The performance of the XN-31p in this epidemiological setting in Colombia is better than that reported by Post et al. 2019 in Burkina Faso (SE 90.% vs 70.9%)10, which may be because the Post et al. study was carried out in a setting with a higher percentage of complicated malaria (approximately 35%), a predominance of P. falciparum infections (99%) and a higher reporting of antimalarial uptake in the past two weeks; all conditions offer disadvantages for diagnosing malaria with a hematological analyzer.

The concordance in the parasitemia between the XN-31p and MI was very good, showing an important strength of the former because MI requires a longer reading time for the accurate estimation of parasitemia. It is important to consider that thin smear parasitemia estimates can be closer to XN-31p values since both methods count complete erythrocytes.
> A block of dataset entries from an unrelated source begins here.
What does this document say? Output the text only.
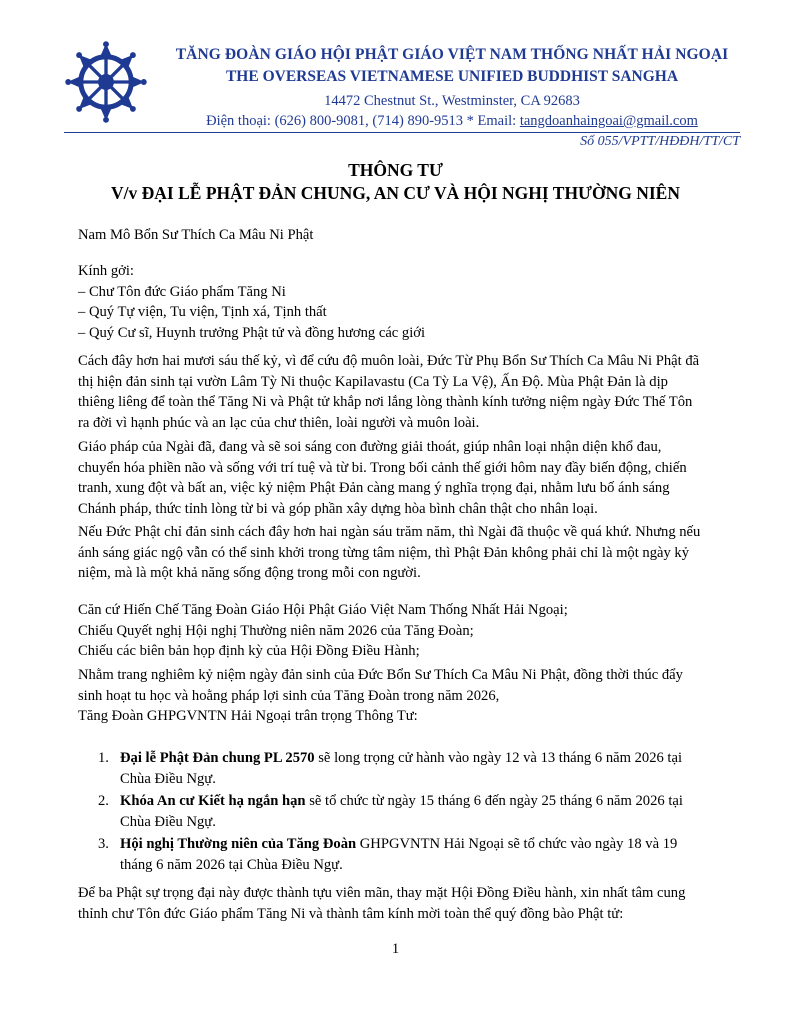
TĂNG ĐOÀN GIÁO HỘI PHẬT GIÁO VIỆT NAM THỐNG NHẤT HẢI NGOẠI
THE OVERSEAS VIETNAMESE UNIFIED BUDDHIST SANGHA
14472 Chestnut St., Westminster, CA 92683
Điện thoại: (626) 800-9081, (714) 890-9513 * Email: tangdoanhaingoai@gmail.com
Số 055/VPTT/HĐĐH/TT/CT
THÔNG TƯ
V/v ĐẠI LỄ PHẬT ĐẢN CHUNG, AN CƯ VÀ HỘI NGHỊ THƯỜNG NIÊN
Nam Mô Bổn Sư Thích Ca Mâu Ni Phật
Kính gởi:
– Chư Tôn đức Giáo phẩm Tăng Ni
– Quý Tự viện, Tu viện, Tịnh xá, Tịnh thất
– Quý Cư sĩ, Huynh trưởng Phật tử và đồng hương các giới
Cách đây hơn hai mươi sáu thế kỷ, vì để cứu độ muôn loài, Đức Từ Phụ Bổn Sư Thích Ca Mâu Ni Phật đã
thị hiện đản sinh tại vườn Lâm Tỳ Ni thuộc Kapilavastu (Ca Tỳ La Vệ), Ấn Độ. Mùa Phật Đản là dịp
thiêng liêng để toàn thể Tăng Ni và Phật tử khắp nơi lắng lòng thành kính tưởng niệm ngày Đức Thế Tôn
ra đời vì hạnh phúc và an lạc của chư thiên, loài người và muôn loài.
Giáo pháp của Ngài đã, đang và sẽ soi sáng con đường giải thoát, giúp nhân loại nhận diện khổ đau,
chuyển hóa phiền não và sống với trí tuệ và từ bi. Trong bối cảnh thế giới hôm nay đầy biến động, chiến
tranh, xung đột và bất an, việc kỷ niệm Phật Đản càng mang ý nghĩa trọng đại, nhằm lưu bố ánh sáng
Chánh pháp, thức tỉnh lòng từ bi và góp phần xây dựng hòa bình chân thật cho nhân loại.
Nếu Đức Phật chỉ đản sinh cách đây hơn hai ngàn sáu trăm năm, thì Ngài đã thuộc về quá khứ. Nhưng nếu
ánh sáng giác ngộ vẫn có thể sinh khởi trong từng tâm niệm, thì Phật Đản không phải chỉ là một ngày kỷ
niệm, mà là một khả năng sống động trong mỗi con người.
Căn cứ Hiến Chế Tăng Đoàn Giáo Hội Phật Giáo Việt Nam Thống Nhất Hải Ngoại;
Chiếu Quyết nghị Hội nghị Thường niên năm 2026 của Tăng Đoàn;
Chiếu các biên bản họp định kỳ của Hội Đồng Điều Hành;
Nhằm trang nghiêm kỷ niệm ngày đản sinh của Đức Bổn Sư Thích Ca Mâu Ni Phật, đồng thời thúc đẩy
sinh hoạt tu học và hoằng pháp lợi sinh của Tăng Đoàn trong năm 2026,
Tăng Đoàn GHPGVNTN Hải Ngoại trân trọng Thông Tư:
1. Đại lễ Phật Đản chung PL 2570 sẽ long trọng cử hành vào ngày 12 và 13 tháng 6 năm 2026 tại
Chùa Điều Ngự.
2. Khóa An cư Kiết hạ ngắn hạn sẽ tổ chức từ ngày 15 tháng 6 đến ngày 25 tháng 6 năm 2026 tại
Chùa Điều Ngự.
3. Hội nghị Thường niên của Tăng Đoàn GHPGVNTN Hải Ngoại sẽ tổ chức vào ngày 18 và 19
tháng 6 năm 2026 tại Chùa Điều Ngự.
Để ba Phật sự trọng đại này được thành tựu viên mãn, thay mặt Hội Đồng Điều hành, xin nhất tâm cung
thỉnh chư Tôn đức Giáo phẩm Tăng Ni và thành tâm kính mời toàn thể quý đồng bào Phật tử:
1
On the other hand, the XN-31p had malaria detection capabilities equivalent to those of qPCR and MI, even with finger-prick blood. At present, the XN-31p is intended to be used with venous blood, and it is important to accumulate positive results such as those obtained here to expand its use with finger-prick blood as well.

Limitations

The fact that there were virtually no severe malaria cases represented in our cohort constitutes a limitation of this study since the XN-31p results cannot be generalized to this group of patients. It was not possible to determine the performance of the XN-31p for mixed infections, as the percentage of coinfections was low in this study and the number of samples with this condition was insufficient to guarantee the accuracy of the results. The pilot study for evaluating the concordance in the malaria diagnosis between venous blood and finger-prick blood from the XN-31p included a limited number of samples, which were selected according to different levels of parasitemia; this could represent a potential source bias.

Conclusions

The XN-31p analyzer offers a rapid and accurate alternative method for malaria diagnosis in clinical laboratories located in endemic areas, although an economic evaluation study should be carried out. This analyzer is comparable to expert MI in the detection of Plasmodium infections and the quantification of parasitemia; in addition, it performs a complete blood-cell count and produces a results report in one minute. The XN-31p is able to discriminate parasite species; however, it shows some room for improvement in detecting P. falciparum. The performance of the XN-31p in the discrimination of coinfections needs to be evaluated in future studies.